Não se trata aqui de saber se o material do kit é o melhor ou se é o pior possível. Fato é que, num Estado de Direito, devem-se proteger as pessoas. Os homossexuais são frequentemente alvo de violência, seja psicológica, verbal ou física (isso quando não cortam a orelha de alguém que está abraçado ao próprio filho).

Portanto, pode-se discutir o que vai ser distribuído a quem, claro. Mas a ideia de combater ataques homofóbicos é tão óbvia que nem se imagina como um opositor arranjará muitos argumentos sobre o tema.

Bolsonaro também não achou argumentos. A única coisa que conseguiu dizer foi que o governo quer que todos os alunos se transformem em gays… E, de quebra, insinuou que a presidente tem “amor com homossexual”. Depois disse que a intenção era falar em amor “à causa homossexual”. Ah, tá.

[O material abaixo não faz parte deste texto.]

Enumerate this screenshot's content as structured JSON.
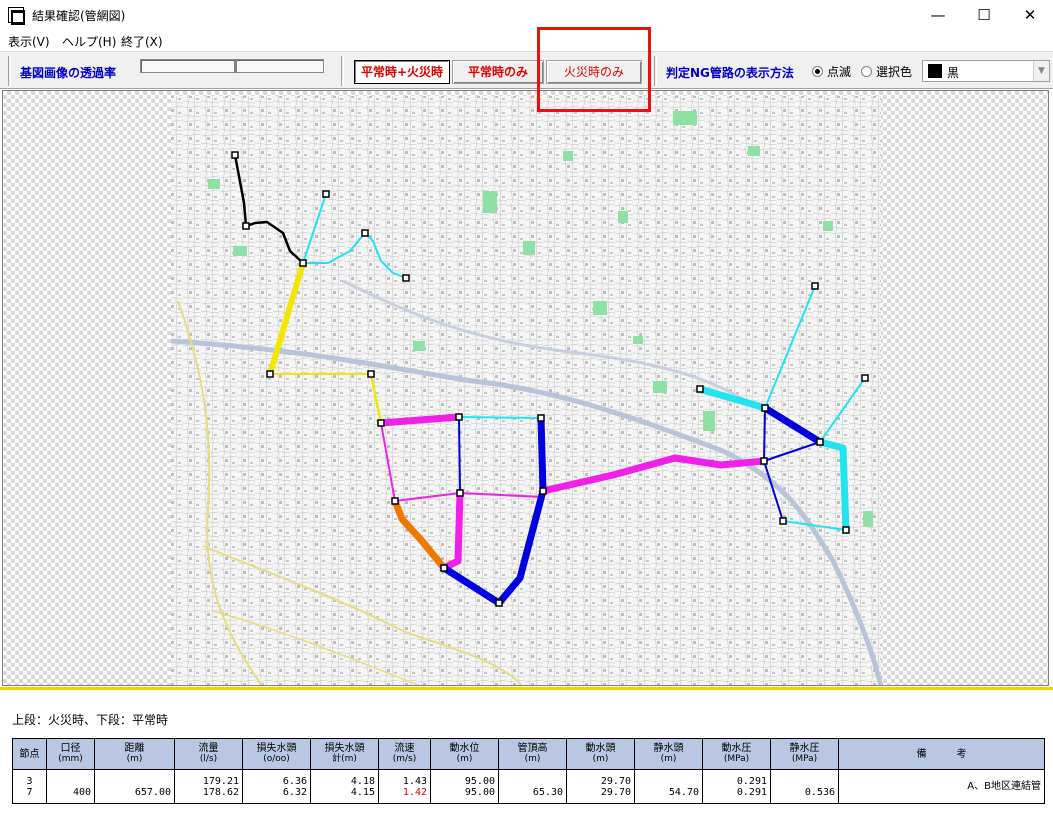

A violação de intimidade é tão grosseira, o argumento tão pífio, que dificilmente alguém levaria a sério. A não ser, claro, os próprios homófobos. Os demais provavelmente vão passar a encarar os críticos todos do “kit anti-homofobia” como bolsonarozinhos, não dotados de civilidade, prontos para disparar asneiras e criticar os outros por sua vida íntima, sem nem saber se o que estão falando é verdade ou não.

Tanto faz se a presidente é isso ou aquilo. A obrigação de um governo democrático é garantir liberdades e direitos. A vida de cada um é decisão de foro íntimo. E o Estado tem de proteger aqueles que, em função de sua orientação sexual, sofrem preconceito.

Bolsonaro é o líder da causa homofóbica. E, indiretamente, o patrono da causa contra a homofobia. Graças à sua ignorância, está ajudando a sociedade brasileira a perceber o quanto ainda há de preconceito por essas terras.

*Matéria publicada originalmente na Gazeta do Povo

Comentários

Há 3 comentários para esta postagem
  1. Marcos Silva 1 de dezembro de 2011 13:13

    Gosto muito da canção “Paula e Bebeto”, de Milton e CAetano. Alguém me disse que o título original era “Paulo e Bebeto”, pra mim tanto faz, é sobre amor, seja de homem com mulher, de homem com homem ou de mulher com mulher. Um dos melhores versos indaga: “Qual a palavra que nunca foi dita?”.
    Penso que há duas respostas para essa pergunta quase metafísica: a palavra que a arte diz; e a palavra que o amor diz.
    No caso do personagem aqui comentado, estamos numa situação simetricamente inversa: qual a palavra que merece nunca ser dita?
    Eu não registro o nome daquela pessoa.

  2. antonio nahud júnior 30 de novembro de 2011 19:13

    Caros amigos,
    Estou com um novo blog: CINZAS E DIAMANTES. Já linkei esse blog nele. Desta vez falo sobre literatura, história, política, comportamento, música, teatro e muito mais.
    Apareçam! Abraço bom!

    Cinzas e Diamantes

    • Tácito Costa 1 de dezembro de 2011 7:50

      Amigo, envie o endereço pra gente, vou linkar aqui também.